In December, North Korea launched a Unha-3 missile that placed an object into orbit. U.S. officials have estimated the range of that missile at some 6,200 miles, sufficient to threaten Guam, Hawaii, Alaska, and the U.S. West Coast. The Musudan missiles North Korea is expected to launch in coming days have a much shorter range, about 2,500 miles. But that still puts Japan and Guam well within range. The United states has 28,000 military personnel in South Korea; 40,000 in Japan; and Guam, a U.S. territory, has a population of approximately 160,000. It also hosts major U.S. Navy and Air Force bases.
In recent days the administration has responded to the North Korean threat by rushing advanced radar systems and anti-missile capabilities to the Pacific theater, and decided to beef up its missile interceptor capability on the West Coast.
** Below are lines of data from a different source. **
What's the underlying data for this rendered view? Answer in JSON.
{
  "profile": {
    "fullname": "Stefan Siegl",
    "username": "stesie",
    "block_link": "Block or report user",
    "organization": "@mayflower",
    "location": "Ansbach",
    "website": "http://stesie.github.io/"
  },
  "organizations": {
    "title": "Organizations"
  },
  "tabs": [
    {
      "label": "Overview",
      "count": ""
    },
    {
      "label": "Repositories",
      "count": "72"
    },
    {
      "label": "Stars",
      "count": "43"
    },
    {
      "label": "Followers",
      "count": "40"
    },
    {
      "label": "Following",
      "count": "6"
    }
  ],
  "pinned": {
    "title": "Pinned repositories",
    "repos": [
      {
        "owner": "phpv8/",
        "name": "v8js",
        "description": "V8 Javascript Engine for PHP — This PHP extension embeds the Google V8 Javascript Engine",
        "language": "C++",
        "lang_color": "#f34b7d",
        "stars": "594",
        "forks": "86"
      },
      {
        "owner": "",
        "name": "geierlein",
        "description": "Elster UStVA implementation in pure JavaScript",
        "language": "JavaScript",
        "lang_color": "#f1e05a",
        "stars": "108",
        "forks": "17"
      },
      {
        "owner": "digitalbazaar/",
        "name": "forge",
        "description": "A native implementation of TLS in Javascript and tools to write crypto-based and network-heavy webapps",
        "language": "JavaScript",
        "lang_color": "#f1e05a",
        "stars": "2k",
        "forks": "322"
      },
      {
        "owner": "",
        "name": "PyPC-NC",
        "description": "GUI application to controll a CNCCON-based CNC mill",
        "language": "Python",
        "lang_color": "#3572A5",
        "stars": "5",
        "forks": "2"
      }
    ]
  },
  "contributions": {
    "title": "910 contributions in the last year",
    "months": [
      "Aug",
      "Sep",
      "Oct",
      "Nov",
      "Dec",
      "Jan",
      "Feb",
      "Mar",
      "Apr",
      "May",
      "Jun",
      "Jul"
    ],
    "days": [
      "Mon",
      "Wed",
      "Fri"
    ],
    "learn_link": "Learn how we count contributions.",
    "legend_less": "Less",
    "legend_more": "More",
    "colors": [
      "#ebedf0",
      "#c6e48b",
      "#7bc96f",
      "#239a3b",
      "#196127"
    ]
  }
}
Says Klingner: “I think the Obama administration’s reversal on the missile interceptor programs was the administration getting caught flat-footed apparently, supposedly by the long-standing North Korean nuclear and missile threat. … They based it on a sudden, unexpected acceleration of the Korean missile threat. Well, it was not.”
In fact, Klingner tells Newsmax, a 2001 intelligence assessment predicted that by 2015, at the current rate of progress, the United States would face an ICBM threat from North Korea.
Former U.S. ambassador to North Korea Christopher Hill, meanwhile, told Fox News on Friday that the Pentagon’s insistence that North Korea has yet to test the accuracy of its nuclear-missile technology is largely irrelevant. Whether the DIA’s projection, which is made with “moderate” rather than “high” confidence, is accurate now misses the larger point, he says.
“Sooner or later that report is going to be correct, so the same old question is, what are we going to do about it? … We’ve got to make very clear that we are not going to accept this,” Hill said.
He added that North Korea’s bellicose missile launches and nuclear-arms development must now be the No. 1 diplomatic issue between the United States and China.